Twee maanden voordat Otten tegen Heerenveen geblesseerd raakte, sprak vaderlief hem nog bemoedigend toe. “’Je hebt nog steeds pijn’, zei mijn vader, ‘en dat is begrijpelijk. Maar ik zie dat je voorzichtig bent. Laat het los, en doe wat je moet doen. Als het niet sterk genoeg is dan scheurt het wel weer’, zei hij. Dat is het beste en eerlijkste advies wat ik in die twee jaar gehad heb."
Toeval of niet, maar als we het over zijn vader hebben, begint prompt zijn telefoon te zoemen en hangt vaders aan de lijn. "Hij gaf altijd het goede voorbeeld, en zo heb ik van hem geleerd. Niet door communicatie, maar door te doen. Hij is niet de man van het goede gesprek, mijn moeder juist weer wel. Mijn vader is de man van de dubbelzinnige grap, en gewoon het goede voorbeeld geven", legt Otten uit. "Mijn ouders hebben mij geleerd voor meer dan honderd procent te vechten voor wat je wilt en wat je kan. Als ik dat niet deed, dan was daar altijd mijn vader."
Otten maakte vorig seizoen de ommekeer van NEC vanaf de kant mee. Door zijn blessure trainde hij niet altijd met de groep mee. Als relatieve buitenstaander had hij misschien toch een aandeel in de wederopstanding van de Nijmegenaren. Nadat door de nederlaag bij Willem II (3-0) het ‘degradatiewater’ erg aan de lippen kwam, volgde een trainingskamp in Doorwerth met onder andere een groepssessie, met psycholoog en al. Het resultaat was dat NEC door een indrukwekkende eindsprint zelfs nog Europees voetbal haalde. Mede voor het groepsproces vroeg trainer Mario Been Otten mee te gaan op trainingskamp. Als objectieve beschouwer, zoals hij het zelf noemt, vielen hem al snel een aantal dingen op. Omdat hij geblesseerd was, kon hij objectief en vrij zijn zegje doen, zonder het gevoel aan andermans stoelpoten te zagen. "Wat mij het meest opviel, was dat we absoluut geen team waren. Er waren groepjes, en niemand nam iets van elkaar aan. Ook tijdens die sessie niet. Eén speler stelde zich toen heel open op, maar werd gewoon uitgelachen. Dat was op dat moment de sfeer. Het besef dat je collega’s van elkaar bent en elkaar allemaal nodig hebt miste ik", vertelt de student psychologie. Onlangs sloot hij het eerste deel van zijn deelstudie af, om na zijn revalidatie deel twee weer op te pakken.

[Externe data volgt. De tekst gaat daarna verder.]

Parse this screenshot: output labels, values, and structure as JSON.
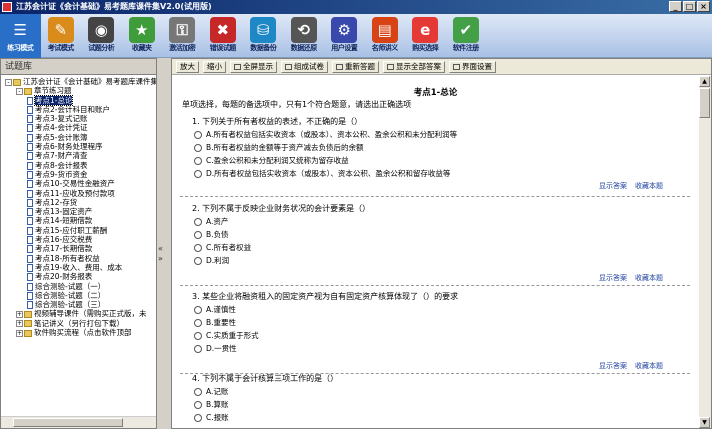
{
  "window": {
    "title": "江苏会计证《会计基础》易考题库课件集V2.0(试用版)",
    "controls": [
      "_",
      "□",
      "×"
    ]
  },
  "toolbar": [
    {
      "label": "练习模式",
      "icon": "mode-icon",
      "color": "#2a6fc7"
    },
    {
      "label": "考试模式",
      "icon": "exam-icon",
      "color": "#d98b1c"
    },
    {
      "label": "试题分析",
      "icon": "analysis-icon",
      "color": "#444"
    },
    {
      "label": "收藏夹",
      "icon": "bookmark-icon",
      "color": "#3e9c3a"
    },
    {
      "label": "激活加密",
      "icon": "activate-icon",
      "color": "#777"
    },
    {
      "label": "错误试题",
      "icon": "error-icon",
      "color": "#c62828"
    },
    {
      "label": "数据备份",
      "icon": "backup-icon",
      "color": "#1e88c7"
    },
    {
      "label": "数据还原",
      "icon": "restore-icon",
      "color": "#555"
    },
    {
      "label": "用户设置",
      "icon": "user-settings-icon",
      "color": "#3949ab"
    },
    {
      "label": "名师讲义",
      "icon": "lecture-icon",
      "color": "#d84315"
    },
    {
      "label": "购买选择",
      "icon": "ie-icon",
      "color": "#e53935"
    },
    {
      "label": "软件注册",
      "icon": "register-icon",
      "color": "#43a047"
    }
  ],
  "sidebar": {
    "title": "试题库",
    "tree": [
      {
        "text": "江苏会计证《会计基础》易考题库课件集",
        "level": 0,
        "type": "folder",
        "box": "-"
      },
      {
        "text": "章节练习题",
        "level": 1,
        "type": "folder",
        "box": "-"
      },
      {
        "text": "考点1-总论",
        "level": 2,
        "type": "page",
        "selected": true
      },
      {
        "text": "考点2-会计科目和账户",
        "level": 2,
        "type": "page"
      },
      {
        "text": "考点3-复式记账",
        "level": 2,
        "type": "page"
      },
      {
        "text": "考点4-会计凭证",
        "level": 2,
        "type": "page"
      },
      {
        "text": "考点5-会计账簿",
        "level": 2,
        "type": "page"
      },
      {
        "text": "考点6-财务处理程序",
        "level": 2,
        "type": "page"
      },
      {
        "text": "考点7-财产清查",
        "level": 2,
        "type": "page"
      },
      {
        "text": "考点8-会计报表",
        "level": 2,
        "type": "page"
      },
      {
        "text": "考点9-货币资金",
        "level": 2,
        "type": "page"
      },
      {
        "text": "考点10-交易性金融资产",
        "level": 2,
        "type": "page"
      },
      {
        "text": "考点11-应收及预付款项",
        "level": 2,
        "type": "page"
      },
      {
        "text": "考点12-存货",
        "level": 2,
        "type": "page"
      },
      {
        "text": "考点13-固定资产",
        "level": 2,
        "type": "page"
      },
      {
        "text": "考点14-短期借款",
        "level": 2,
        "type": "page"
      },
      {
        "text": "考点15-应付职工薪酬",
        "level": 2,
        "type": "page"
      },
      {
        "text": "考点16-应交税费",
        "level": 2,
        "type": "page"
      },
      {
        "text": "考点17-长期借款",
        "level": 2,
        "type": "page"
      },
      {
        "text": "考点18-所有者权益",
        "level": 2,
        "type": "page"
      },
      {
        "text": "考点19-收入、费用、成本",
        "level": 2,
        "type": "page"
      },
      {
        "text": "考点20-财务报表",
        "level": 2,
        "type": "page"
      },
      {
        "text": "综合测验-试题（一）",
        "level": 2,
        "type": "page"
      },
      {
        "text": "综合测验-试题（二）",
        "level": 2,
        "type": "page"
      },
      {
        "text": "综合测验-试题（三）",
        "level": 2,
        "type": "page"
      },
      {
        "text": "视频辅导课件（需购买正式版，未",
        "level": 1,
        "type": "folder",
        "box": "+"
      },
      {
        "text": "笔记讲义（另行打包下载）",
        "level": 1,
        "type": "folder",
        "box": "+"
      },
      {
        "text": "软件购买流程（点击软件顶部",
        "level": 1,
        "type": "folder",
        "box": "+"
      }
    ]
  },
  "main_toolbar": [
    {
      "label": "放大",
      "icon": ""
    },
    {
      "label": "缩小",
      "icon": ""
    },
    {
      "label": "全屏显示",
      "icon": "fullscreen-icon"
    },
    {
      "label": "组成试卷",
      "icon": "compose-icon"
    },
    {
      "label": "重新答题",
      "icon": "redo-icon"
    },
    {
      "label": "显示全部答案",
      "icon": "answers-icon"
    },
    {
      "label": "界面设置",
      "icon": "settings-icon"
    }
  ],
  "content": {
    "heading": "考点1-总论",
    "instruction": "单项选择，每题的备选项中，只有1个符合题意，请选出正确选项",
    "links": {
      "show_answer": "显示答案",
      "bookmark": "收藏本题"
    },
    "questions": [
      {
        "text": "1. 下列关于所有者权益的表述，不正确的是（）",
        "options": [
          "A.所有者权益包括实收资本（或股本）、资本公积、盈余公积和未分配利润等",
          "B.所有者权益的金额等于资产减去负债后的余额",
          "C.盈余公积和未分配利润又统称为留存收益",
          "D.所有者权益包括实收资本（或股本）、资本公积、盈余公积和留存收益等"
        ]
      },
      {
        "text": "2. 下列不属于反映企业财务状况的会计要素是（）",
        "options": [
          "A.资产",
          "B.负债",
          "C.所有者权益",
          "D.利润"
        ]
      },
      {
        "text": "3. 某些企业将融资租入的固定资产视为自有固定资产核算体现了（）的要求",
        "options": [
          "A.谨慎性",
          "B.重要性",
          "C.实质重于形式",
          "D.一贯性"
        ]
      },
      {
        "text": "4. 下列不属于会计核算三项工作的是（）",
        "options": [
          "A.记账",
          "B.算账",
          "C.报账"
        ]
      }
    ]
  }
}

Het verklaart voor een deel hoe hij in het leven staat. Hij heeft meer interesses dan alleen voetbal, hij zoekt meer diepgang en wil zich ook buiten het voetballen blijven ontwikkelen. Het was dan ook volkomen logisch dat Been Otten zo nauw bij de groepssessie in Doorwerth betrok. “Het was bijzonder en apart dat ik als enigszins buitenstaander best dominant in die sessie aanwezig was. De jongens hadden ook kunnen zeggen: ‘Je bent er een heel jaar niet geweest, waar praat je over?’ Ik merkte dat er een bepaald acceptatievermogen naar mij toe was, en dat was wel fijn om te merken. Als de trainer geen waarde hechtte aan mijn aanwezigheid, had hij gewoon gezegd, ‘Blijf maar lekker thuis.’ Het is ook één van de dingen waarin ik volgens hem van waarde kan zijn. Hij zegt nu ook tegen mij dat ik ondanks mijn blessure bij de groep betrokken moet blijven. Houd het teamproces in de gaten, zodat je weet wat er speelt als je straks weer fit bent.”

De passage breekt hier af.